Running on CPU when GPUs are present#

If you have the CUDA version of jaxlib installed, then computations will, by default, run on the GPU. For small systems this will be very inefficient. To check if this is the case, run the following code:

import jax
print(jax.devices())

If the output is [CpuDevice(id=0)], then computations will run by default on the CPU, if instead you see something like [GpuDevice(id=0)] computations will run on the GPU.

To force Jax/XLA to run computations on the CPU, set the environment variable

export JAX_PLATFORM_NAME="cpu"

Using GPUs#

Jax supports GPUs, so your calculations should run fine on GPU, however there are a few gotchas:

  • GPUs have a much higher overhead, therefore you will see very bad performance at small system size (typically below 40 spins)

  • Not all Metropolis Transition Rules work on GPUs. To go around that, those rules have been rewritten in numpy in order to run on the cpu, therefore you might need to use netket.sampler.MetropolisSamplerNumpy instead of netket.sampler.MetropolisSampler.

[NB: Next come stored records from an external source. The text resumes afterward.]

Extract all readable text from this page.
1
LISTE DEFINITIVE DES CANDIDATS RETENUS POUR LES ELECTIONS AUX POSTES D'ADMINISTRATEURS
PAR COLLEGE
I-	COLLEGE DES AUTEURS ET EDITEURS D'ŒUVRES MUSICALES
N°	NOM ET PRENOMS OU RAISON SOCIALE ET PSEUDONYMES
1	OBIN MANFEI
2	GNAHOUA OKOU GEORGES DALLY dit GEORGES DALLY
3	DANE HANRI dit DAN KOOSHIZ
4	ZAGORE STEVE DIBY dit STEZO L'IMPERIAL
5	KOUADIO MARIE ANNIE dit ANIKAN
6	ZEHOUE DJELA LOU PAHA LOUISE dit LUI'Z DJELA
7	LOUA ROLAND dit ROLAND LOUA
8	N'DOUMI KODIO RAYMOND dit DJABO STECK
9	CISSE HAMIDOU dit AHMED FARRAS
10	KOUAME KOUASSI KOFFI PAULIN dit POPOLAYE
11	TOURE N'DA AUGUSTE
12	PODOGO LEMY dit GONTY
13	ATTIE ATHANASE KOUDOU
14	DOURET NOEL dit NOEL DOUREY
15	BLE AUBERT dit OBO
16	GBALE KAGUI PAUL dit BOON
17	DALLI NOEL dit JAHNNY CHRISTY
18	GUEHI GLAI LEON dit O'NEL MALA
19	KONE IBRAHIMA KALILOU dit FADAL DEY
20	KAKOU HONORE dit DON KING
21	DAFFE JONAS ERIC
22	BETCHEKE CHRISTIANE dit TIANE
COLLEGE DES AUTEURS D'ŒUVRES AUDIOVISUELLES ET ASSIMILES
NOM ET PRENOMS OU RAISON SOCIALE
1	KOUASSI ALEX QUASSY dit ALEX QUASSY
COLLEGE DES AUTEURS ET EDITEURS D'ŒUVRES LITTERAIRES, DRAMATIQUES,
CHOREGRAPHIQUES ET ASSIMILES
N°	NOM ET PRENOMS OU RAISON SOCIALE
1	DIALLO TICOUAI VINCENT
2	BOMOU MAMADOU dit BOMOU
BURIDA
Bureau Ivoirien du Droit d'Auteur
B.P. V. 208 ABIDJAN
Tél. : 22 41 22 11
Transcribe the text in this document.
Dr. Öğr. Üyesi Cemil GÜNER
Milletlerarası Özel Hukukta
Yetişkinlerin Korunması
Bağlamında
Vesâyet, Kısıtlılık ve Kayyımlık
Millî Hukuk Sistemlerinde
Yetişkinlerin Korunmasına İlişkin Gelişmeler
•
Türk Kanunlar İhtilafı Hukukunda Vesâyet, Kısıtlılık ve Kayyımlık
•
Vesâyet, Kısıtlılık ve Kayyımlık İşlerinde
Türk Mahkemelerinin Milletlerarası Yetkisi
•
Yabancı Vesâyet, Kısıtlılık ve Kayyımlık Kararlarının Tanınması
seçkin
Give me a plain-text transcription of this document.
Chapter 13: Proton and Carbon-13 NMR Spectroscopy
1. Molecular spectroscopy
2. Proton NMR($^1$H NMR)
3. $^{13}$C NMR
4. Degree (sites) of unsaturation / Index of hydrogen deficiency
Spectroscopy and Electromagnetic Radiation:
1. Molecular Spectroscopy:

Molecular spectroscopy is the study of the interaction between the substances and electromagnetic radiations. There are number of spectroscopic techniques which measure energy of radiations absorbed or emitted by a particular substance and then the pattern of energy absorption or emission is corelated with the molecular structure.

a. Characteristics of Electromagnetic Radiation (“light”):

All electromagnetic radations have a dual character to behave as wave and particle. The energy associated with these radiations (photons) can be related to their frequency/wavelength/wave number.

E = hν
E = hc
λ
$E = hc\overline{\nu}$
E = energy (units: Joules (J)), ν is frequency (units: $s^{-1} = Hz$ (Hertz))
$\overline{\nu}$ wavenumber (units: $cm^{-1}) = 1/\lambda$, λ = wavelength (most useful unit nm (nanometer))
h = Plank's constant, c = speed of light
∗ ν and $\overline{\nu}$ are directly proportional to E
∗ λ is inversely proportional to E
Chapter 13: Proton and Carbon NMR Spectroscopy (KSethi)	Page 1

Eventually we would like the selection to be automatic, but this has not yet been implemented.

Please open tickets if you find issues!

NaNs in training and loss of precision#

If you find NaNs while training, especially if you are using your own model, there might be a few reasons:

  • It might simply be a precision issue, as you might be using single precision (np.float32, np.complex64) instead of double precision (np.float64, np.complex128). Be careful that if you use float and complex as dtype, they will not always behave as you expect! They are known as weak dtypes, and when multiplied by a single-precision number they will be converted to single precision. This issue might manifest especially when using Flax, which respects type promotion, as opposed to jax.example_libraries.stax, which does not.

  • Check the initial parameters. In the NetKet 2 models were always initialized with weights normally distributed. In Netket 3, netket.nn layers use the same default (normal distribution with standard deviation 0.01) but if you use general flax layers they might use different initializers. different initialisation distributions have particularly strong effects when working with complex-valued models. A good way to enforce the same distribution across all your weights, similar to NetKet 2 behaviour, is to use init_parameters().